The map's primary function was to guide potential homesteaders to government-allocated lands. Homesteading in California during the early 20th century was a period of significant growth and change. The Homestead Act of 1862 provided an avenue for U.S. citizens to claim up to 160 acres of government land, provided they improve it by building a dwelling and growing crops. By the 1930s, the promise of fertile lands and the possibility of owning property lured many people to California.

The homesteaders who migrated to these counties in California were a diverse lot, with many coming from across the United States. A large number came from the Midwest, where the agricultural depression of the 1920s and the Dust Bowl of the 1930s drove many farming families to look for opportunities elsewhere. The West, and California in particular, with its relatively mild climate and vast, underpopulated lands, seemed like a land of promise.

These homesteaders brought with them a mix of cultures and traditions that further enriched the cultural tapestry of the state. They were predominantly of European descent, but there were also a significant number of African American, Hispanic, and Asian homesteaders. The 1930s also saw the influx of "Okies," displaced farmers from Oklahoma and neighboring states escaping the Dust Bowl, who added to the demographic diversity of the region. 

The map includes red X's in several areas, including the areas around:

  • Hearsts
  • Travelers Home
  • Willets
  • Saratoga Springs
  • Blue Lakes 

Migration To California During the Depression / Dust Bowl

More people migrated to California in the 1930s than any other state in the country. The constant arrival of poor migrants overwhelmed schools and services in the small farm towns of California.

Of the half million people who fled Oklahoma and neighboring states during the Depression years, more than 300,000 went to California. Most were farmers or tenant farmers, and they came to California in search of farm work.  


 The present map is apparently unrecorded.  We find no examples in OCLC or otherwise.

Blueprint & Blue Line maps (Cyanotype Printing)

Blueprint and blue line maps were among the most popular means for the swift printing of maps for which there would be a limited demand. A blueprint or blue line map could be made and/or revised much more quickly than a lithograph, cerograph, or other printing method, and at a much lower cost.

This method of printing was invented in 1842 by John Herschel, a chemist, astronomer, and photographer. A cyanotype process, one starts by drawing on semi-transparent paper, weighted down by a top sheet of paper. The paper would be coated with a photosensitive chemical mixture of potassium ferricyanogen and ferric ammonium citrate. The paper would then be exposed to light, wherein the exposed portions turned blue and the drawn lines, protected from exposure, would remain white.

The cyanotype printing process was an improvement on the expensive and time-consuming method of hand-tracing original documents. The technique was particularly popular with architects; by the 1890s, a blueprint was one-tenth the cost of a hand-traced reproduction. It could also be copied more quickly.   
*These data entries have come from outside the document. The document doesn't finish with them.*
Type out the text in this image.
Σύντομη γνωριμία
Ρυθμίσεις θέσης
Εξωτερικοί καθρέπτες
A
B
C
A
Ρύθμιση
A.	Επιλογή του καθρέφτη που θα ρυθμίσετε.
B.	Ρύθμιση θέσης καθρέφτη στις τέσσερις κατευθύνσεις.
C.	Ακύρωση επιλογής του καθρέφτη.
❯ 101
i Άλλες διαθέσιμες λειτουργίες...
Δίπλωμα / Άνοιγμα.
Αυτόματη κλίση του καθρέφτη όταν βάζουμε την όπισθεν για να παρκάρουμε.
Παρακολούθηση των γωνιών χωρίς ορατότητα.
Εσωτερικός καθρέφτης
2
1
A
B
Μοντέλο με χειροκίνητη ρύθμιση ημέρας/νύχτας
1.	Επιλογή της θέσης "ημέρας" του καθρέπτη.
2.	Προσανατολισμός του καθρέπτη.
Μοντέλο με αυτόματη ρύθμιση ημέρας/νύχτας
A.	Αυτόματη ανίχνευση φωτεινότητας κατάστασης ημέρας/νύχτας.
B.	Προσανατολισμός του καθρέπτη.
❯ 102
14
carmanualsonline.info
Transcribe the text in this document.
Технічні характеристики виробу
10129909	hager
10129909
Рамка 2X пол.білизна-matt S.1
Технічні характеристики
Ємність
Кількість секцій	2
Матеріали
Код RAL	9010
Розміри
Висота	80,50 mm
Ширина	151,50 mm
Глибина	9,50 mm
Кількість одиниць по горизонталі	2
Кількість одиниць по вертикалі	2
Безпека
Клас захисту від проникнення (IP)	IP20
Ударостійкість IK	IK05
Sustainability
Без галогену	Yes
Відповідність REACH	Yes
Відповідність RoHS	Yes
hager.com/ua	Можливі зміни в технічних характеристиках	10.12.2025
Blueprint and blue line maps began to appear as early as the 1850s and 1860s, but they really began to become the standard for mining and similar limited-purpose maps by the 1880s. The ability to create these maps quickly and at a low cost made them the standard for short-run prints, ideal for mapping mining regions in the West and for similar purposes.

The method still exists today, but in a very limited fashion. In the 1940s, diazo prints (whiteprints or bluelines) became more popular, as they were easier to read and faster to make. The blue lines on a white background of these prints are now what most people call blueprints.